Protocol of the Session on May 25, 2011

Aus diesem Grund empfehle ich Ihnen noch einmal, einen Blick in unseren damaligen Entwurf eines Sächsischen Energievorsorgegesetzes zu werfen, in dem Maßnahmen enthalten waren, bei deren Anwendung wir heute bereits wesentlich weiter wären.

Diesbezüglich dürfen auch Sie, Herr Hahn, sich angesprochen fühlen, wenn Sie heute die Stadtwerke hervorheben. Statt Ihre rhetorische Luft heute hier abzulassen, hätten Sie damals auch für unseren Gesetzentwurf stimmen können. Damit wäre den Stadtwerken wesentlich mehr geholfen gewesen.

(Beifall bei der NPD)

Ich stelle fest: Mit der längst überfälligen Neufassung des Sächsischen Energieprogramms, einer entsprechenden Förderpolitik sowie Novellierungen im Landesentwicklungsplan stünden Instrumente zur Verfügung, Sachsen mit politischen Innovationen energiepolitisch nachhaltig auf die Beine zu stellen. Mit der heutigen Regierungserklärung allerdings, Herr Ministerpräsident, locken Sie wirklich niemanden hinter dem Ofen hervor. Nehmen Sie stattdessen Geld in die Hand und fördern Sie spürbar die energetische Gebäudesanierung! Sorgen Sie dafür, dass die Bereitstellung erneuerbarer Energien zu den vorrangigen Belangen der Raumordnungspolitik und der Bauleitplanung erklärt wird! Fördern Sie die Entwicklung einer vielfältigen dezentralen Erzeugerstruktur inklusive – und das ist wichtig – eines kommunalen Netzbesitzes! Es geht

nämlich um nichts Geringeres als darum, das Gestaltungsinteresse im Rahmen der kommunalen Selbstverwaltung durch wesentliche Entscheidungskompetenzen zu stärken und vor allem dem reinen Shareholder-Value-Denken zu entziehen.
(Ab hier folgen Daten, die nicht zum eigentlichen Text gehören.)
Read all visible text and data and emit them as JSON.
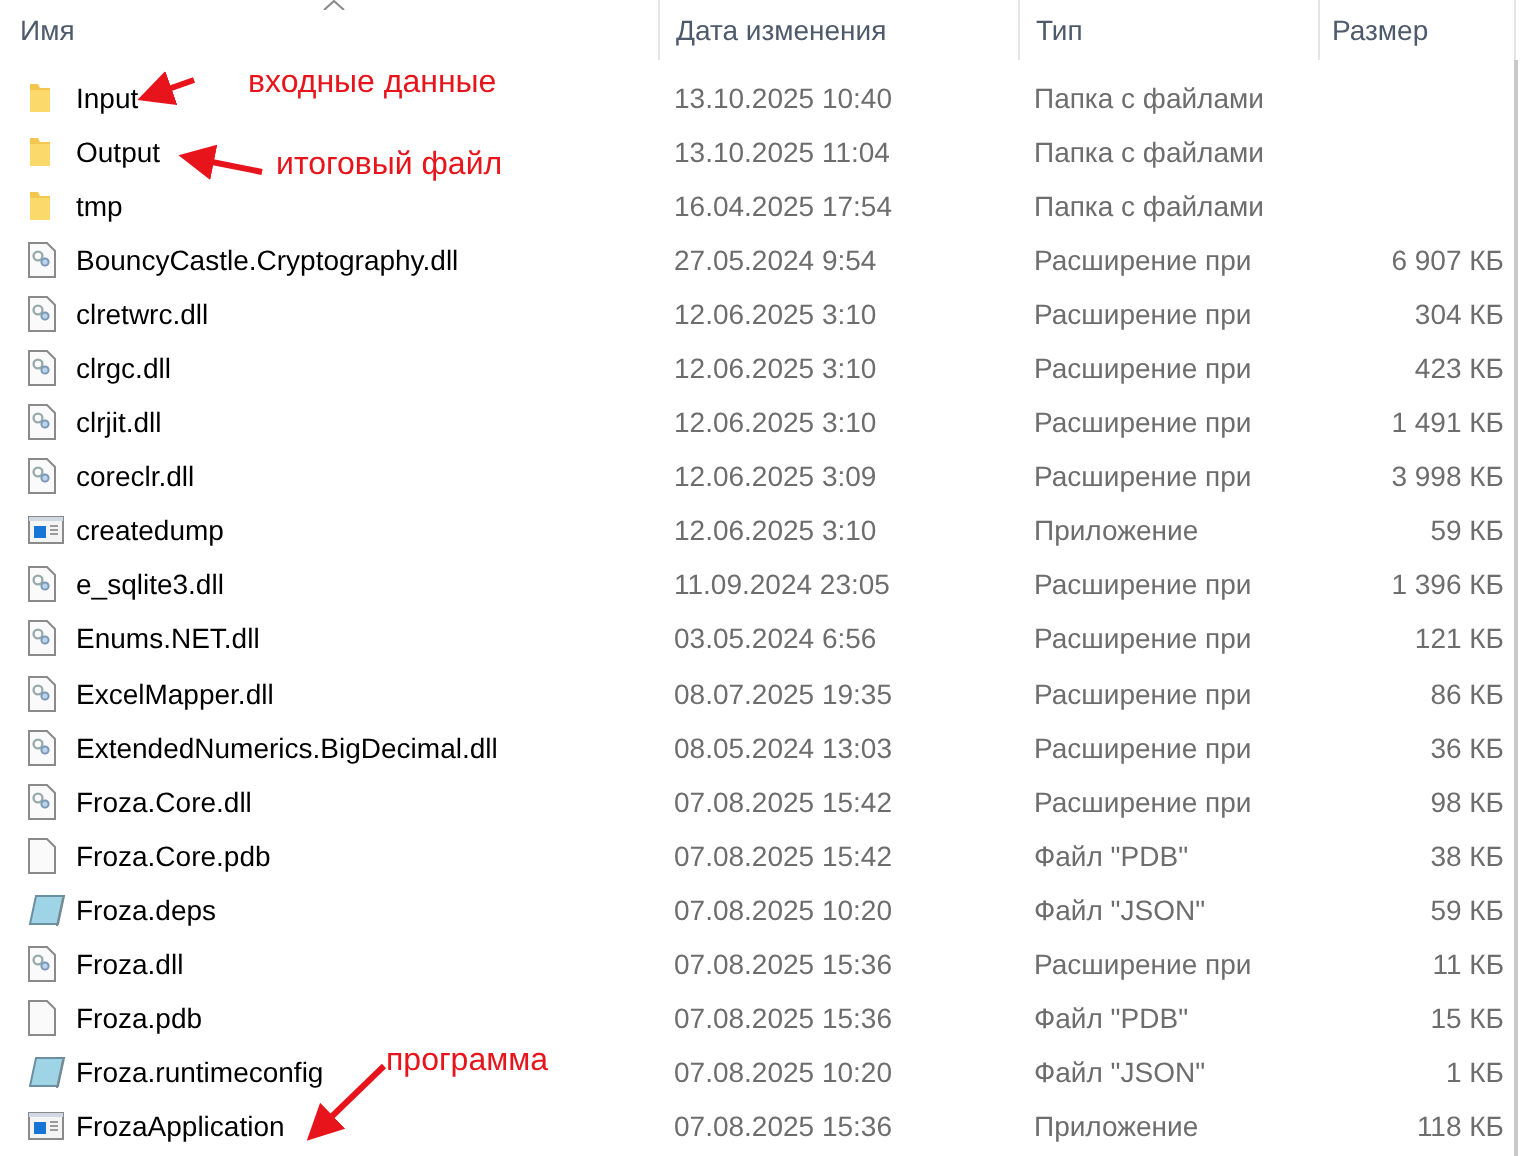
{
  "columns": [
    "Имя",
    "Дата изменения",
    "Тип",
    "Размер"
  ],
  "rows": [
    {
      "kind": "folder",
      "name": "Input",
      "date": "13.10.2025 10:40",
      "type": "Папка с файлами"
    },
    {
      "kind": "folder",
      "name": "Output",
      "date": "13.10.2025 11:04",
      "type": "Папка с файлами"
    },
    {
      "kind": "folder",
      "name": "tmp",
      "date": "16.04.2025 17:54",
      "type": "Папка с файлами"
    },
    {
      "kind": "dll",
      "name": "BouncyCastle.Cryptography.dll",
      "date": "27.05.2024 9:54",
      "type": "Расширение при",
      "size": "6 907 КБ"
    },
    {
      "kind": "dll",
      "name": "clretwrc.dll",
      "date": "12.06.2025 3:10",
      "type": "Расширение при",
      "size": "304 КБ"
    },
    {
      "kind": "dll",
      "name": "clrgc.dll",
      "date": "12.06.2025 3:10",
      "type": "Расширение при",
      "size": "423 КБ"
    },
    {
      "kind": "dll",
      "name": "clrjit.dll",
      "date": "12.06.2025 3:10",
      "type": "Расширение при",
      "size": "1 491 КБ"
    },
    {
      "kind": "dll",
      "name": "coreclr.dll",
      "date": "12.06.2025 3:09",
      "type": "Расширение при",
      "size": "3 998 КБ"
    },
    {
      "kind": "app",
      "name": "createdump",
      "date": "12.06.2025 3:10",
      "type": "Приложение",
      "size": "59 КБ"
    },
    {
      "kind": "dll",
      "name": "e_sqlite3.dll",
      "date": "11.09.2024 23:05",
      "type": "Расширение при",
      "size": "1 396 КБ"
    },
    {
      "kind": "dll",
      "name": "Enums.NET.dll",
      "date": "03.05.2024 6:56",
      "type": "Расширение при",
      "size": "121 КБ"
    },
    {
      "kind": "dll",
      "name": "ExcelMapper.dll",
      "date": "08.07.2025 19:35",
      "type": "Расширение при",
      "size": "86 КБ"
    },
    {
      "kind": "dll",
      "name": "ExtendedNumerics.BigDecimal.dll",
      "date": "08.05.2024 13:03",
      "type": "Расширение при",
      "size": "36 КБ"
    },
    {
      "kind": "dll",
      "name": "Froza.Core.dll",
      "date": "07.08.2025 15:42",
      "type": "Расширение при",
      "size": "98 КБ"
    },
    {
      "kind": "file",
      "name": "Froza.Core.pdb",
      "date": "07.08.2025 15:42",
      "type": "Файл \"PDB\"",
      "size": "38 КБ"
    },
    {
      "kind": "json",
      "name": "Froza.deps",
      "date": "07.08.2025 10:20",
      "type": "Файл \"JSON\"",
      "size": "59 КБ"
    },
    {
      "kind": "dll",
      "name": "Froza.dll",
      "date": "07.08.2025 15:36",
      "type": "Расширение при",
      "size": "11 КБ"
    },
    {
      "kind": "file",
      "name": "Froza.pdb",
      "date": "07.08.2025 15:36",
      "type": "Файл \"PDB\"",
      "size": "15 КБ"
    },
    {
      "kind": "json",
      "name": "Froza.runtimeconfig",
      "date": "07.08.2025 10:20",
      "type": "Файл \"JSON\"",
      "size": "1 КБ"
    },
    {
      "kind": "app",
      "name": "FrozaApplication",
      "date": "07.08.2025 15:36",
      "type": "Приложение",
      "size": "118 КБ"
    }
  ],
  "annotations": [
    "входные данные",
    "итоговый файл",
    "программа"
  ]
}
Darüber hinaus sind zwischen 400 und 500 sächsische Unternehmen im Bereich der erneuerbaren Energien mit etwa 10 000 Beschäftigten Grund genug, energiepolitisch den Schwerpunkt auf diesen Bereich zu legen und die Energiewende endlich massiv voranzubringen.

Die energiepolitische Bedeutung der Fotovoltaik für Sachsen liegt auf der Hand. Es ist zudem ein Bereich, der komplette Wertschöpfungsketten innerhalb des Freistaates abbildet. Die Kompetenzen im Anlagen- und Maschinenbau bis hin zu Weltmarktführerschaften, die man hier im Lande hat, erzwingen es geradezu, den erneuerbaren Energien eine Vorrangstellung einzuräumen. Die Staatsregierung hört sich in ihren Reden allerdings immer so an, als würde sie am liebsten einen quotierten Energiemix beschließen wollen, um ja nicht in die Verlegenheit zu kommen, Ausbauziele anvisieren zu müssen.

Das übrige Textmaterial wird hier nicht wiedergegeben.